Casas’ red clay vases, bowls, mugs and other pieces are often decorated in the pastel hues of spring, the artist’s favorite season, and with illustrations that recall the cartoons, story books and stickers she loved in childhood. She frequently uses a process called terra sigillata, a burnishing technique that involves the application of a thin clay slip that coats the pottery and preserves its natural red clay while also giving it a waxy sheen.

That contrasts with illustrated features that are painted and sealed with a glossy, clear glaze. The juxtaposition makes the finished clay pieces look like they’ve been, she says, “sticker bombed.”

Casas moved to Raleigh in 2020 and opened her studio on Glenwood Avenue. Shortly after moving into her studio space, she accepted a role with the Pullen Arts Center as a coordinator and teacher. “This experience has been very informative for being in the Triangle community,” Casas says. She is eager to build herself a new, inclusive family of artists representing all ages and backgrounds here.

In her role at Pullen, Casas aims to expand access to ceramics to more diverse participants, particularly by recruiting emerging BIPOC artists looking to practice ceramics and pottery. Instagram and TikTok have become resources for Casas to identify talented local artists and recruit them for memberships, class enrollment and job opportunities at Pullen. “Through my own small ways I am hoping to bring in more people of color. Outreach is a priority,” she says.

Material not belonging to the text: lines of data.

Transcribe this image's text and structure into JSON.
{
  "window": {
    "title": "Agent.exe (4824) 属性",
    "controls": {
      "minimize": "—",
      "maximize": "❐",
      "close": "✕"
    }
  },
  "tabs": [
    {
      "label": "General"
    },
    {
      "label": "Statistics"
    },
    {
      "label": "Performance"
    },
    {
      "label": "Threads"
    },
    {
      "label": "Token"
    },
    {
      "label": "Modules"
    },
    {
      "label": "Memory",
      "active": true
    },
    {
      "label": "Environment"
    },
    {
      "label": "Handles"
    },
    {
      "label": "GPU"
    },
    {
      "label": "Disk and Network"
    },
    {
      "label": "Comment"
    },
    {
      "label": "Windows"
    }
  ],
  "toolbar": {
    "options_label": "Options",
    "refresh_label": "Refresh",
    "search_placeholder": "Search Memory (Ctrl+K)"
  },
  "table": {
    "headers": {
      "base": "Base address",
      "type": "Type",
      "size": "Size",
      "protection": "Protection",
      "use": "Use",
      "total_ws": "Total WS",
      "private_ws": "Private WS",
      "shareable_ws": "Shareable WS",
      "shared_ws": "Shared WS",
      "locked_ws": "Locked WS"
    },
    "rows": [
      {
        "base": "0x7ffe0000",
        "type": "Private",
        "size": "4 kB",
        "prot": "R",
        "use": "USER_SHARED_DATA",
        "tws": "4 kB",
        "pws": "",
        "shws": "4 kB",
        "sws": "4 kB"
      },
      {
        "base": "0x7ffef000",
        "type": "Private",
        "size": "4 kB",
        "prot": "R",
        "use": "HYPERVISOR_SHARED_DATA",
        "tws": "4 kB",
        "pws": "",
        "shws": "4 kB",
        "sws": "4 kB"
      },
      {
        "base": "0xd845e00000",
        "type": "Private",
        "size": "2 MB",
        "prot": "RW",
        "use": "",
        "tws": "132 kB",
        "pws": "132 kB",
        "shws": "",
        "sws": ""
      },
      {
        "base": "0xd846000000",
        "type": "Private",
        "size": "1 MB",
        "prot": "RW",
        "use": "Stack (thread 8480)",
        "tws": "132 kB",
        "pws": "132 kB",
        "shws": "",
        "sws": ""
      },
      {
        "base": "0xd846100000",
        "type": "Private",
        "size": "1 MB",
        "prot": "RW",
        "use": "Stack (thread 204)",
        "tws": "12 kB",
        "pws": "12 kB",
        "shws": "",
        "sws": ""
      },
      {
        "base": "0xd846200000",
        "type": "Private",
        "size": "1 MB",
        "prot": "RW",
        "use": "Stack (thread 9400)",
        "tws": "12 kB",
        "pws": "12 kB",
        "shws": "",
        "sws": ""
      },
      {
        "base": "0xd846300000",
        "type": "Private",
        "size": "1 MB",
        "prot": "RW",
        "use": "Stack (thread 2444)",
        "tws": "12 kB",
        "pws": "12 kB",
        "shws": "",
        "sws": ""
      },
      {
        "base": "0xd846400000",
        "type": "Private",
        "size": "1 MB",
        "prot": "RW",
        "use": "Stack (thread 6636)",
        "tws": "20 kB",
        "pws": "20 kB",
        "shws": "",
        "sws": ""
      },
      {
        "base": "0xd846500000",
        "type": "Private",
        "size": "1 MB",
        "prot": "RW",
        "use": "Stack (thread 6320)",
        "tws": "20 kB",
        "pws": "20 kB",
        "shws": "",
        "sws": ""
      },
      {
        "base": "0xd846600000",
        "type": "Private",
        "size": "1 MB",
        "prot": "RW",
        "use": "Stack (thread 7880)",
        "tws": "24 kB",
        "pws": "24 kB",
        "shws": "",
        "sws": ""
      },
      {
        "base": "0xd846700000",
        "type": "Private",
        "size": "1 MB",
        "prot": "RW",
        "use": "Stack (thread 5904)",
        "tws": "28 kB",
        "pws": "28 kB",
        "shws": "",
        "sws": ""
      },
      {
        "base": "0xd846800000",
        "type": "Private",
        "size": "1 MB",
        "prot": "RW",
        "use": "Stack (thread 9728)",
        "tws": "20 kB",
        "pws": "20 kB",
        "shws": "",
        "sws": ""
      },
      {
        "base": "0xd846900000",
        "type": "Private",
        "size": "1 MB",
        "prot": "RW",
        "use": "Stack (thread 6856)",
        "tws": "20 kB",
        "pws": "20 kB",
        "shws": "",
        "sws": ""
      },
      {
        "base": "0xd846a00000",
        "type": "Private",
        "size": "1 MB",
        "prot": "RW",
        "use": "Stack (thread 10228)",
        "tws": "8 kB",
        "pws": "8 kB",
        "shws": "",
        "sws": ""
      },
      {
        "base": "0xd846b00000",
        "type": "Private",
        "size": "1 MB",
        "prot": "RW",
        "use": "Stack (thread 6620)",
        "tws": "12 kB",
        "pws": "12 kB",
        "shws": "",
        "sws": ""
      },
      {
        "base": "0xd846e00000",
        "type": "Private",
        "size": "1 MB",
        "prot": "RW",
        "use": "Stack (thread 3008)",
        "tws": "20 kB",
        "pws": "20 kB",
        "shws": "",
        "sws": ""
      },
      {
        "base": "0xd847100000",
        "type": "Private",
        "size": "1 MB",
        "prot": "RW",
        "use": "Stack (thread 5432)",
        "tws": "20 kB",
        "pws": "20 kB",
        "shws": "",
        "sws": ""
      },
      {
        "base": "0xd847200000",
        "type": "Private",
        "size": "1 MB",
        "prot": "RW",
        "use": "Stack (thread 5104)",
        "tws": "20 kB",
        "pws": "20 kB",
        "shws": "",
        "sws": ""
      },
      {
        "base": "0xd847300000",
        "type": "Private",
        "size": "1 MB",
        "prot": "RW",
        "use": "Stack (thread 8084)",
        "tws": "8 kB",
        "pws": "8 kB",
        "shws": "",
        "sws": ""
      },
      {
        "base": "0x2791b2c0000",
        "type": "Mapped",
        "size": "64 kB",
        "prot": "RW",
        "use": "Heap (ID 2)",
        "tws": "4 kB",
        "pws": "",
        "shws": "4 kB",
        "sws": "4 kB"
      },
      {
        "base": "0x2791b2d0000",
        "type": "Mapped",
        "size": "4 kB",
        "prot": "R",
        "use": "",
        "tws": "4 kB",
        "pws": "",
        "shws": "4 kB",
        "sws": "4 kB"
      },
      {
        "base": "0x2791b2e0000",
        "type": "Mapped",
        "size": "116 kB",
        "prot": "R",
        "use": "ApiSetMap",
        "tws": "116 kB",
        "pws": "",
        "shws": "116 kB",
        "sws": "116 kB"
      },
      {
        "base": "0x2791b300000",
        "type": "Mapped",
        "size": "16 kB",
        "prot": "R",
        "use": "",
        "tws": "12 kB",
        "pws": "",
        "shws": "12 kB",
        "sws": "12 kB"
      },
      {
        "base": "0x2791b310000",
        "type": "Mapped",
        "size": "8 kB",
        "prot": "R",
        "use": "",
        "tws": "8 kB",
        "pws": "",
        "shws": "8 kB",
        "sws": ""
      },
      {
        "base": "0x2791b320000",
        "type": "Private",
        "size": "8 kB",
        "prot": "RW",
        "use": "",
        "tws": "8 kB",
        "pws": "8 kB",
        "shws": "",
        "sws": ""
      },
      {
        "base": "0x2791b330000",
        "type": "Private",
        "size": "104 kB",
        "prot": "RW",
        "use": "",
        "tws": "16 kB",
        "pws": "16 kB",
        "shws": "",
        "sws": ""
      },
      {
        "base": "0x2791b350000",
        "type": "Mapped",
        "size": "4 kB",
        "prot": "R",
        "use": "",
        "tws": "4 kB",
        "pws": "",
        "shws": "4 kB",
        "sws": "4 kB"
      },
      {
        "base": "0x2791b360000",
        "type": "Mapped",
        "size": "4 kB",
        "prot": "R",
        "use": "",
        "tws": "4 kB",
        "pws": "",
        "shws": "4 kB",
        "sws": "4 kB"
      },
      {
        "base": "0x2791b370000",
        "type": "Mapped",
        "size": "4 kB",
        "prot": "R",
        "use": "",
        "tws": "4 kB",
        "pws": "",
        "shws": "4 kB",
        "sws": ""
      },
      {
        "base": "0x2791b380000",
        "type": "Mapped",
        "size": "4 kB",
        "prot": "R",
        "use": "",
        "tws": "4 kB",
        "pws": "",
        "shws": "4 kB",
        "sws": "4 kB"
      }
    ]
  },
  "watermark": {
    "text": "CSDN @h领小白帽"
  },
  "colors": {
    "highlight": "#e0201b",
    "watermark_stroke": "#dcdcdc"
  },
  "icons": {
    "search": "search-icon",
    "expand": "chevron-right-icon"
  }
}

For Eliza Kiser, director of the Pullen Arts Center, accessibility is a critical need, particularly among young and emerging artists. “A major challenge they face is making the leap from being a student with access to studios and equipment through a high school or college program, to being a young adult artist who doesn’t have those expensive but critical pieces of art-making equipment and infrastructure anymore,” Kiser says. “We are here to support them to continue making through that transition.”

The center, which reopened in September 2021 after renovations, has focused on adjusting to its newly expanded space, and plans to broaden its outreach efforts and class offerings.

“We look forward to building community partnerships in ceramics as well as in our other major program areas, like jewelry, painting and bookmaking/printmaking,” Kiser says.

Casas is also involved with the Triangle Arts Guild and is currently the organization’s vice president. In this role she is also eager to expand Raleigh’s pottery community to include more voices and perspectives of younger artists of color.

“Our task is to find presenters, so that gives me an opportunity to outreach and create a list of artists to pull from to introduce more people and more lived experiences,” says Casas.

Through her ceramic art, Casas has developed a unique voice that gently defies boundaries and categorization. Her work is an exploration of her identity as a Mexican American and a celebration of inclusion. Whether she’s in her studio working on her own art or in a meeting talking about other artists, Casas is always looking for meaningful ways to expand the roots of her own ceramics family tree.